Das Sozialgericht hat verdeutlicht, dass nicht der gesamte Bereich des privaten Lebens grundgesetzlich absolut geschützt sei. Als gemeinschaftsbezogener und gemeinschaftsgebundener Bürger müsse vielmehr jedermann staatliche Maßnahmen hinnehmen, die im überwiegenden Interesse der Allgemeinheit unter strikter Wahrung des Verhältnismäßigkeitsgrundsatzes getroffen würden, soweit sie nicht den unantastbaren Bereich privater Lebensgestaltung beeinträchtigten. Die Abgabe einer solchen Freiwilligkeitserklärung beeinträchtige nicht diesen unantastbaren Lebensbereich, zumal das Verhalten des Antragstellers widersprüchlich sei. Einerseits verweigere er die Passbeschaffung mangels Abgabe der Freiwilligkeitserklärung und andererseits berufe er sich darauf, dass die Voraussetzungen für eine Leistungskürzung nicht vorlägen, obwohl er die Ausstellung des Passes selbst in den Händen habe und das Fehlen eines Passes, Passersatzes oder Rückreisedokuments als den Grund, der seine Ausreise hindert, selbst zu vertreten habe.

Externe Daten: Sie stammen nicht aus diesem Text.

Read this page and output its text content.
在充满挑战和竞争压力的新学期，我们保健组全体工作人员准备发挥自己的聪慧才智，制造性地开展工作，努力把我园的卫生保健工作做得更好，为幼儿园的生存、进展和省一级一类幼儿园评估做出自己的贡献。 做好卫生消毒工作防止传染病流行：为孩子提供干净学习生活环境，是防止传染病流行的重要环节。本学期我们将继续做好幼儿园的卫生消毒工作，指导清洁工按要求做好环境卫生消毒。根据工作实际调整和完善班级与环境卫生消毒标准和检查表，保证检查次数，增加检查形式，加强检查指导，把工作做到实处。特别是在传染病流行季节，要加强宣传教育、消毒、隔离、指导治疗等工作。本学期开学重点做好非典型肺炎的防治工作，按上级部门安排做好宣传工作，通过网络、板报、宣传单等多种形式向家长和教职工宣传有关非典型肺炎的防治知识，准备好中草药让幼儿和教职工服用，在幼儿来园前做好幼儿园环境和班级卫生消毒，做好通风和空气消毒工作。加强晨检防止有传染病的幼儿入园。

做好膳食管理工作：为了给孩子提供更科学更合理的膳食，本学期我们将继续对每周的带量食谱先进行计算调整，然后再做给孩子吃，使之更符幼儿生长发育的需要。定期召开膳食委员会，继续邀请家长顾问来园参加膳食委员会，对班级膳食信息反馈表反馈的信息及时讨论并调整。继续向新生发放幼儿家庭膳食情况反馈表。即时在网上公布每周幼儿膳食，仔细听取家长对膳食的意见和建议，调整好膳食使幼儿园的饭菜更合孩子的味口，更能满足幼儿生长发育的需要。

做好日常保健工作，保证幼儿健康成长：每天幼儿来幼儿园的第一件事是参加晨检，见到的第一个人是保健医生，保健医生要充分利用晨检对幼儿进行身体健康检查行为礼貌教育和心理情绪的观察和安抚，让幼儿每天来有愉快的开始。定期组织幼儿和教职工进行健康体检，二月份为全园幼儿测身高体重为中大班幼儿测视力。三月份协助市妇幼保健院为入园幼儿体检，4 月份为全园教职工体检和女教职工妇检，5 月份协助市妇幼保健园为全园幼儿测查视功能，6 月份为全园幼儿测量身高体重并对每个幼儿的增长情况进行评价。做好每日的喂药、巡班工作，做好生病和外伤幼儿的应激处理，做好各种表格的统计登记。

Schließlich hat das Sozialgericht dem Eilantrag bei der Leistungshöhe geringfügig stattgegeben, weil ein gemeinsames Wirtschaften des Antragstellers mit anderen Bewohnern der Gemeinschaftsunterkunft nicht ersichtlich gewesen sei. Das Existenzminimum sei gewährleistet. Höhere Bedarfe könne der Antragsteller im Einzelfall nachweisen.

Sozialgericht Frankfurt am Main, Beschluss vom 26. April 2022, Az.: S 30 AY 8/22 ER, nicht rechtskräftig.

Die Entscheidung ist unter www.lareda.hessenrecht.hessen.de eingestellt.

Hinweise zur Rechtslage

§ 1 Absatz 1 Asylbewerberleistungsgesetz (AsylbLG)

Leistungsberechtigt nach diesem Gesetz sind Ausländer, die sich tatsächlich im Bundesgebiet aufhalten und die (…)

4. eine Duldung nach § 60a des Aufenthaltsgesetzes besitzen,
5. vollziehbar ausreisepflichtig sind, auch wenn eine Abschiebungsandrohung noch nicht oder nicht mehr vollziehbar ist.

§ 1b AsylbLG

Absatz 1: 1Leistungsberechtigte nach § 1 Absatz 1 Nummer 5, für die ein Ausreisetermin und eine Ausreisemöglichkeit feststehen, haben ab dem auf den Ausreisetermin folgenden Tag keinen Anspruch auf Leistungen nach den §§ 2, 3 und 6, es sei denn, die Ausreise konnte aus Gründen, die sie nicht zu vertreten haben, nicht durchgeführt werden. 2Ihnen werden bis zu ihrer Ausreise oder der Durchführung ihrer Abschiebung nur noch Leistungen zur Deckung ihres Bedarfs an Ernährung und Unterkunft einschließlich Heizung sowie Körper- und Gesundheitspflege gewährt. 3Nur soweit im Einzelfall besondere Umstände vorliegen, können ihnen auch andere Leistungen im Sinne von § 3 Absatz 1 Satz 1 gewährt werden. 4Die Leistungen sollen als Sachleistungen erbracht werden.

(…)

Absatz 3 Satz 1: Leistungsberechtigte nach § 1 Absatz 1 Nummer 4 und 5, bei denen aus von ihnen selbst zu vertretenden Gründen aufenthaltsbeendende Maßnahmen nicht vollzogen werden können, erhalten ab dem auf die Vollziehbarkeit einer Abschiebungsandrohung oder Vollziehbarkeit einer Abschiebungsanordnung folgenden Tag nur Leistungen entsprechend Absatz 1.